The catalyst, surprisingly, was earnings from two of the biggest big-box retailers, Walmart and Target. Both said sales were up but profits fell because of increasing costs and tightening margins. Both experienced double-digit share price falls more akin to moves seen in profitless growth stocks than dependable sellers of consumer goods. The market sell-off spread to other consumer staple stocks.

Apparent signs that even these powerful retailers were struggling to pass on cost pressures made investors fret that the record-high corporate profit margins and buoyant US consumer spending that have underpinned market returns in recent years were coming to an abrupt end. That took concerns into new territory. Previously, the withdrawal of liquidity after years of cheap money had mostly blown the froth off the most speculative assets, notably cryptocurrencies. The prospect of higher interest rates had chiefly hit tech and growth stocks whose valuations rely on bigger profits in the distant future.

Growing anxiety about the impact of the Federal Reserve’s response to inflation is coinciding with problems elsewhere. Lockdowns prompted by China’s zero-Covid policy are both crimping domestic growth and gumming up international supply chains. European consumers are being squeezed by soaring energy costs thanks to Russia’s war in Ukraine.

This leaves markets at a delicate point, and some money managers fear that if they go into a steeper slide, structural issues could magnify price falls. A new generation of portfolio managers has limited experience of managing bear markets. Trading conditions are clunkier, in part because banks have been constrained by capital adequacy rules from warehousing securities intraday and smoothing big movements as they used to before the 2008 financial crisis. Funds that have made bad speculative investments may be forced into firesales of higher-quality assets.

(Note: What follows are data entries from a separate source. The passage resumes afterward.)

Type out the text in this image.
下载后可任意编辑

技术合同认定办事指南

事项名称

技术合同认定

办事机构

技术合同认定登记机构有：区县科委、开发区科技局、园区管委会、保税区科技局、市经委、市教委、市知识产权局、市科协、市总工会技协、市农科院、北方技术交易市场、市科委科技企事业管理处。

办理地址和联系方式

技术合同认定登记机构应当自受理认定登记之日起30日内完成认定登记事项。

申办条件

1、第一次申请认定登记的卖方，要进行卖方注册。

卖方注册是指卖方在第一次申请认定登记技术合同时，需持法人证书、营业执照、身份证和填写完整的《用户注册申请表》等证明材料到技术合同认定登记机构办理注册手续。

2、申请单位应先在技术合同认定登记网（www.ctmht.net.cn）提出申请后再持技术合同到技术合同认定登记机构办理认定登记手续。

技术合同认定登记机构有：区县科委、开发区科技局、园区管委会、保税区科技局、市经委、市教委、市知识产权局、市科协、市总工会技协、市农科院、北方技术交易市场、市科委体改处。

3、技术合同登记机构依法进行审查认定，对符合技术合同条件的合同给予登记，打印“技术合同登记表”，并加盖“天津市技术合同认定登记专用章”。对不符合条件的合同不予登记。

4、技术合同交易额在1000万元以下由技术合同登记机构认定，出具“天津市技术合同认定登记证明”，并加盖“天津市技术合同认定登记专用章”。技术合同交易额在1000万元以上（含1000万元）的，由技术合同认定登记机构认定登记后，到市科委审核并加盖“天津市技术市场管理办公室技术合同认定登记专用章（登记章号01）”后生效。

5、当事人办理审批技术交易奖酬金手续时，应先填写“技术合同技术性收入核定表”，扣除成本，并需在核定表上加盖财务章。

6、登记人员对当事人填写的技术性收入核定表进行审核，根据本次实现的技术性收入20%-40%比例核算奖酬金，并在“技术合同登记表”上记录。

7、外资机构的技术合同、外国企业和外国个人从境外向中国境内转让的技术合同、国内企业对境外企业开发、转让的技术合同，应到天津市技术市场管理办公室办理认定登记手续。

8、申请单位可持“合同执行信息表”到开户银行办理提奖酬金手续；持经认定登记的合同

Such doomsday scenarios may not come to pass. Closer examination of Walmart and Target’s earnings reveals they ran up unusually large inventories — in Target’s case of big-ticket items such as furniture and TVs that consumers were buying in the pandemic but less so now — and had to cut prices to clear them. If what we are seeing is a sign that a late pandemic shift — the skewing of US demand towards goods and away from services — is unwinding, that could help to curb inflation by removing a force that had turbocharged goods prices. Falls in asset prices to date will also have wealth effects that might yet make it easier for the Fed to achieve its objectives without raising rates as far as it might otherwise have expected.

With US inflation above 8 per cent and Treasuries — unusually — also selling off in recent weeks, there are few safe places for investors. Commodities and energy stocks may be safer than some, though investors may have to hold their noses over ESG concerns. But amid such uncertainties, another market adage that proved a successful strategy in recent corrections — “buy the dip” — does not seem a safe bet.